A number of bidirectional VCCS schemes were discovered, such as:
...however, the project which this indicator circuit is for implies some constraints, which seem to indicate the above ideas will not work:
- The +5V rail for the LED supply current must be isolated from the lower current analog areas of the circuit. While the control voltage signal is not terribly high in frequency (maximum is within audio frequency range), the switching of that amount of current on the main analog +/-12V supply cannot be tolerated in the project.
- There is no negative supply rail available for the LEDs' current sourcing/sinking.

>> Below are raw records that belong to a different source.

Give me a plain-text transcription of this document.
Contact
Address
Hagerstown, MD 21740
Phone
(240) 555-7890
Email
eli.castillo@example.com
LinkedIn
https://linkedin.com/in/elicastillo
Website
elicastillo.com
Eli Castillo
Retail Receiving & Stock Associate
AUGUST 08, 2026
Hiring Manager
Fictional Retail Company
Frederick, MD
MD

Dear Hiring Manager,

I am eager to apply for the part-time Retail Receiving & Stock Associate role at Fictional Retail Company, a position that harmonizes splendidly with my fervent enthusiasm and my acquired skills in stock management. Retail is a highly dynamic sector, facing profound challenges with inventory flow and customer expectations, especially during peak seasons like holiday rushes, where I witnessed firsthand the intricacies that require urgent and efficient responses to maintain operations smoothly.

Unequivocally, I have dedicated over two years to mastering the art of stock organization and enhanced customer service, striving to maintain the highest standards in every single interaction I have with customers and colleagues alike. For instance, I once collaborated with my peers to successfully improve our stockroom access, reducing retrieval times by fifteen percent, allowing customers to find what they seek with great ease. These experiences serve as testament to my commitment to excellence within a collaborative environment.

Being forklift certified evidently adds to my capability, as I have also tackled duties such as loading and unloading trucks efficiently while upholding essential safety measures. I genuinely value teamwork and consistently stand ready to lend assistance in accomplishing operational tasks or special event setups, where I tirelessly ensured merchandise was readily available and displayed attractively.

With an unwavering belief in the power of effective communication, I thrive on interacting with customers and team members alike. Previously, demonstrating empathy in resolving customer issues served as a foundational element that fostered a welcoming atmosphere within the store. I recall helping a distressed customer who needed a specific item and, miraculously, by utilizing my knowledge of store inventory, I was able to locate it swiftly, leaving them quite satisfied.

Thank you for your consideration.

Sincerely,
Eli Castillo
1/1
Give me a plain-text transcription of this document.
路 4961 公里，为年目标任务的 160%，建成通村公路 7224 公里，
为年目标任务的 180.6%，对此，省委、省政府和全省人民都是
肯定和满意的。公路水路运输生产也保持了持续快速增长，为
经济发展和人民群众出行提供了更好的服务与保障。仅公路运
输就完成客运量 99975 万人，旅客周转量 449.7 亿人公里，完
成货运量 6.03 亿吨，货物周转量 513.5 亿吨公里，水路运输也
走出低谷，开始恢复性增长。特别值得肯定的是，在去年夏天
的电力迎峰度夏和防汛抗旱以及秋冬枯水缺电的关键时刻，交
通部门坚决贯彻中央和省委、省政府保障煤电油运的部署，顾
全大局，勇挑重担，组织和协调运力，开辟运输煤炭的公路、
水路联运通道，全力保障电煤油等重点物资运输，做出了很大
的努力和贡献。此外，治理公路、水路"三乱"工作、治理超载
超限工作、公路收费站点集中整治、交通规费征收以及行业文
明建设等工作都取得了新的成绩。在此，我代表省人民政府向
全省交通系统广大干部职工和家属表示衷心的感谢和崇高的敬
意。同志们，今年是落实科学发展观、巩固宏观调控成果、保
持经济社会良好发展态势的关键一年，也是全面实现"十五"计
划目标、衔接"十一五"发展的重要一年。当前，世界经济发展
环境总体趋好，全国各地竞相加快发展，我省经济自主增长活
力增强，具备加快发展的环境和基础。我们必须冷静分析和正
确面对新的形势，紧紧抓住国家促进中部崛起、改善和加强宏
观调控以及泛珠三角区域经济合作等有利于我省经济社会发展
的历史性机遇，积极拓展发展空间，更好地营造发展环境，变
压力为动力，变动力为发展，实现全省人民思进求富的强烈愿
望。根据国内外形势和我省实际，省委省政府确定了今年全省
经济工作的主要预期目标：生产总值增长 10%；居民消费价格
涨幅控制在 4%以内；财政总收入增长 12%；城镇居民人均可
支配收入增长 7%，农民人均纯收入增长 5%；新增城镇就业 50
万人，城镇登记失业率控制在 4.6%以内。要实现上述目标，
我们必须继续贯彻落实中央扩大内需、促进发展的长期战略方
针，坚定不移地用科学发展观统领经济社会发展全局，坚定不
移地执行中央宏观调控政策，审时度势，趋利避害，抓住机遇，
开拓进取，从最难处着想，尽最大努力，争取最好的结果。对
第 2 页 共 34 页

- The maximum of 8mA current cannot be supplied by the opamps themselves (unless somehow supplied by the isolated, single +5V LED supply) as this circuit will be present in multiples throughout the overall project, and the +/-12V rails cannot be used to supply all that through the opamps.
Is there a more elegant and optimised solution to this problem?
Perhaps one that negates the use of so many opamps, or a VCCS (opamp+transistor, or otherwise) combo which rids of the extra inverting buffer in the positive section?